Some of the evening's most passionate playing came from 19-year-old cellist Charles Curtis, a past winner of the International Bach Competition in Washington. A performer who puts his total being into every note, Curtis turns each line into a charged statement. With pianist Earl Wild, he plunged into a melodic Samuel Barber sonata, producing gorgeous, flowing lines as well as some delightfully pointed moments in the second movement toccata passages.

Guitarist Elliot Fisk contributed his particular brand of emotion to the concert in a highly personal performance of Ten Etudes by Villa-Lobos. Tripping easily through the abundant technical hurdles, Fish took frequent liberties with the music, which worked on the whole because they honored the composer's intent. With a moment's hesitation ro a slight ritard he would deftly bring out the wit or the poignance of a passage.
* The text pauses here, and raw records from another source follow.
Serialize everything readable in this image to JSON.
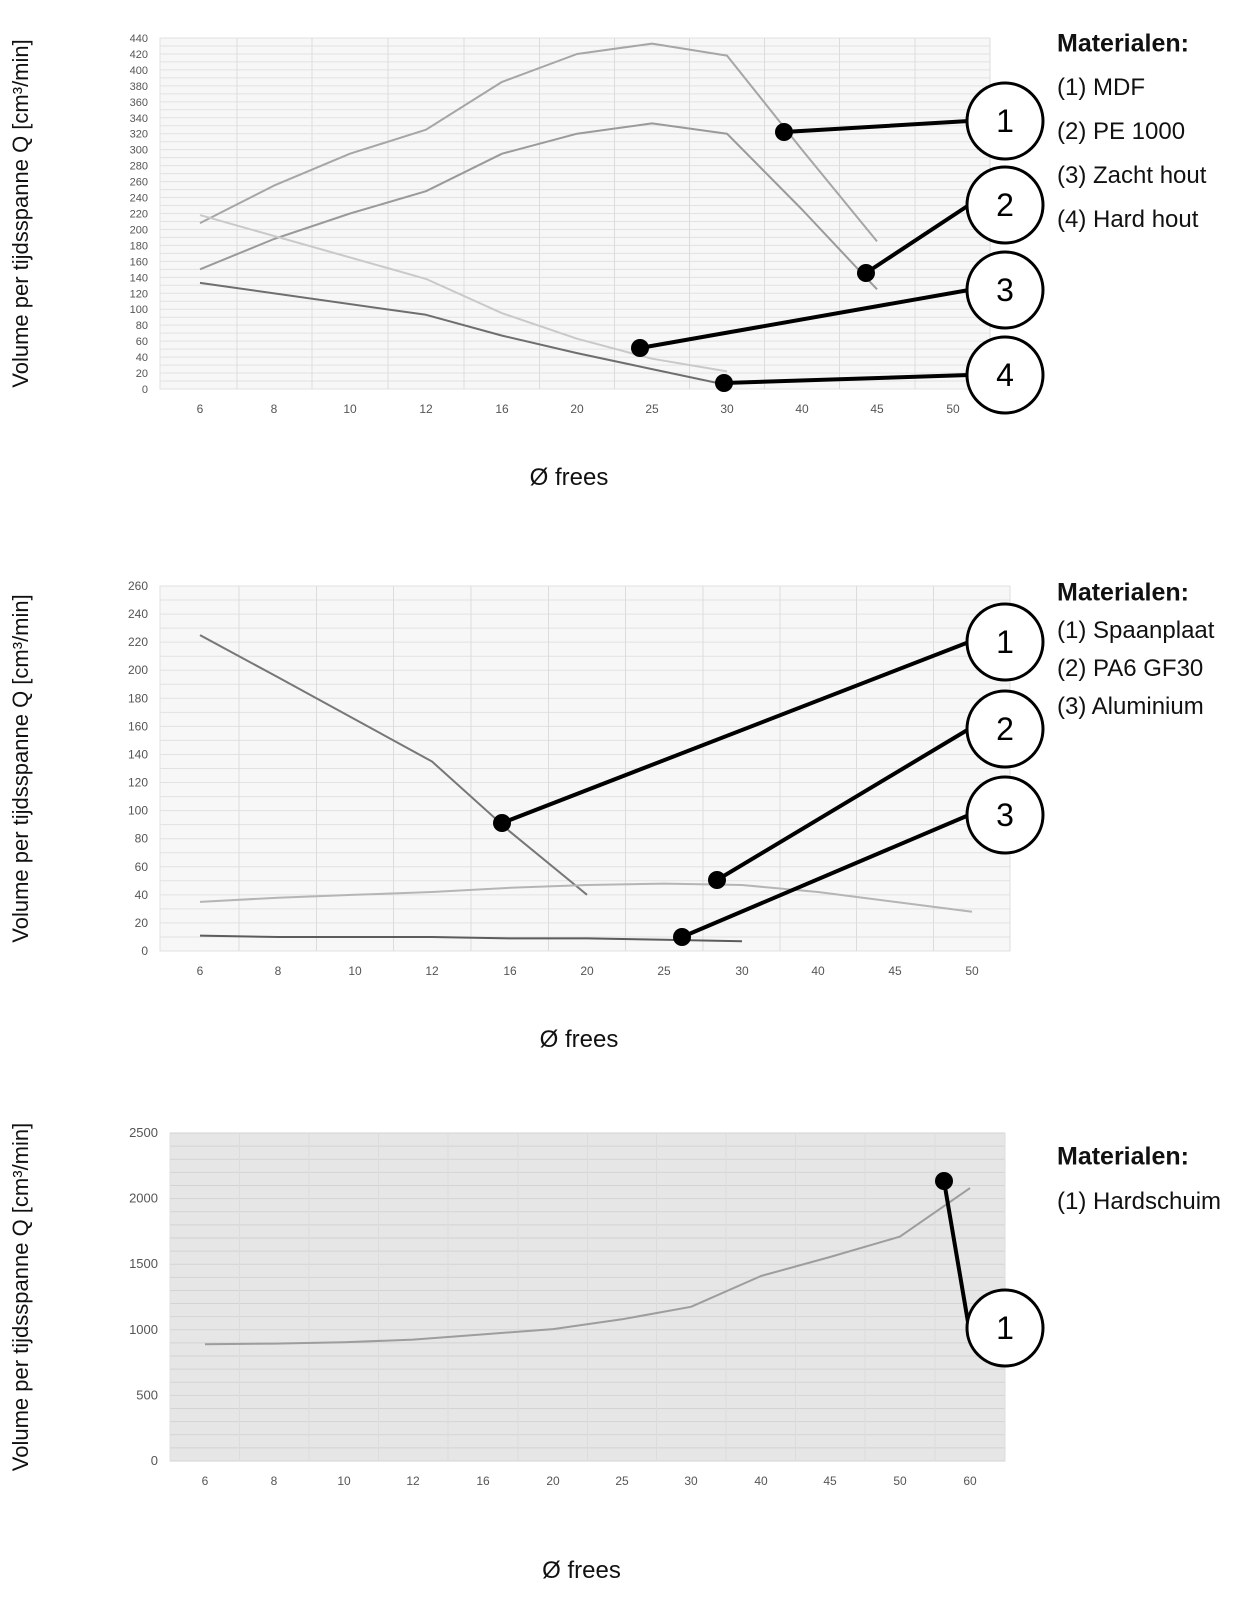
{
  "chart_data": [
    {
      "type": "line",
      "ylabel": "Volume per tijdsspanne Q [cm³/min]",
      "xlabel": "Ø frees",
      "categories": [
        "6",
        "8",
        "10",
        "12",
        "16",
        "20",
        "25",
        "30",
        "40",
        "45",
        "50"
      ],
      "yticks": [
        "0",
        "20",
        "40",
        "60",
        "80",
        "100",
        "120",
        "140",
        "160",
        "180",
        "200",
        "220",
        "240",
        "260",
        "280",
        "300",
        "320",
        "340",
        "360",
        "380",
        "400",
        "420",
        "440"
      ],
      "ylim": [
        0,
        440
      ],
      "grid": true,
      "legend_title": "Materialen:",
      "legend": [
        "(1) MDF",
        "(2) PE 1000",
        "(3) Zacht hout",
        "(4) Hard hout"
      ],
      "callouts": [
        "1",
        "2",
        "3",
        "4"
      ],
      "series": [
        {
          "x": [
            "6",
            "8",
            "10",
            "12",
            "16",
            "20",
            "25",
            "30",
            "40",
            "45"
          ],
          "values": [
            208,
            255,
            295,
            325,
            385,
            420,
            433,
            418,
            300,
            185
          ],
          "color": "#a6a6a6"
        },
        {
          "x": [
            "6",
            "8",
            "10",
            "12",
            "16",
            "20",
            "25",
            "30",
            "40",
            "45"
          ],
          "values": [
            150,
            188,
            220,
            248,
            295,
            320,
            333,
            320,
            225,
            125
          ],
          "color": "#9a9a9a"
        },
        {
          "x": [
            "6",
            "12",
            "16",
            "20",
            "25",
            "30"
          ],
          "values": [
            218,
            138,
            95,
            63,
            38,
            22
          ],
          "color": "#c9c9c9"
        },
        {
          "x": [
            "6",
            "12",
            "16",
            "20",
            "25",
            "30"
          ],
          "values": [
            133,
            93,
            67,
            45,
            25,
            5
          ],
          "color": "#6e6e6e"
        }
      ]
    },
    {
      "type": "line",
      "ylabel": "Volume per tijdsspanne Q [cm³/min]",
      "xlabel": "Ø frees",
      "categories": [
        "6",
        "8",
        "10",
        "12",
        "16",
        "20",
        "25",
        "30",
        "40",
        "45",
        "50"
      ],
      "yticks": [
        "0",
        "20",
        "40",
        "60",
        "80",
        "100",
        "120",
        "140",
        "160",
        "180",
        "200",
        "220",
        "240",
        "260"
      ],
      "ylim": [
        0,
        260
      ],
      "grid": true,
      "legend_title": "Materialen:",
      "legend": [
        "(1) Spaanplaat",
        "(2) PA6 GF30",
        "(3) Aluminium"
      ],
      "callouts": [
        "1",
        "2",
        "3"
      ],
      "series": [
        {
          "x": [
            "6",
            "8",
            "10",
            "12",
            "16",
            "20"
          ],
          "values": [
            225,
            195,
            165,
            135,
            85,
            40
          ],
          "color": "#777777"
        },
        {
          "x": [
            "6",
            "8",
            "10",
            "12",
            "16",
            "20",
            "25",
            "30",
            "40",
            "45",
            "50"
          ],
          "values": [
            35,
            38,
            40,
            42,
            45,
            47,
            48,
            47,
            42,
            35,
            28
          ],
          "color": "#b5b5b5"
        },
        {
          "x": [
            "6",
            "8",
            "10",
            "12",
            "16",
            "20",
            "25",
            "30"
          ],
          "values": [
            11,
            10,
            10,
            10,
            9,
            9,
            8,
            7
          ],
          "color": "#5c5c5c"
        }
      ]
    },
    {
      "type": "line",
      "ylabel": "Volume per tijdsspanne Q [cm³/min]",
      "xlabel": "Ø frees",
      "categories": [
        "6",
        "8",
        "10",
        "12",
        "16",
        "20",
        "25",
        "30",
        "40",
        "45",
        "50",
        "60"
      ],
      "yticks": [
        "0",
        "500",
        "1000",
        "1500",
        "2000",
        "2500"
      ],
      "ylim": [
        0,
        2500
      ],
      "grid": true,
      "legend_title": "Materialen:",
      "legend": [
        "(1) Hardschuim"
      ],
      "callouts": [
        "1"
      ],
      "series": [
        {
          "x": [
            "6",
            "8",
            "10",
            "12",
            "16",
            "20",
            "25",
            "30",
            "40",
            "45",
            "50",
            "60"
          ],
          "values": [
            890,
            895,
            905,
            925,
            965,
            1005,
            1080,
            1175,
            1410,
            1555,
            1710,
            2080
          ],
          "color": "#9d9d9d"
        }
      ]
    }
  ]
}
With pianist Wild, flutist Gary Schocker brought grace and musicianship to Schubert's variation on "Ihr blumlein alle." Granted that some of the passages are fiendishly difficult, one nonetheless wished for more clarity of articulation and tone than Schocker was able to produce.

Throughout the program, pianist Wild provided the solid foundation that made the many beautiful flights of expressive playing possible. Matching their youthful colleague's fervor, Wild and violinist Oscar Shumsky closed the evening with a lovely performance of Saint-Saens' first sonata for piano and violin.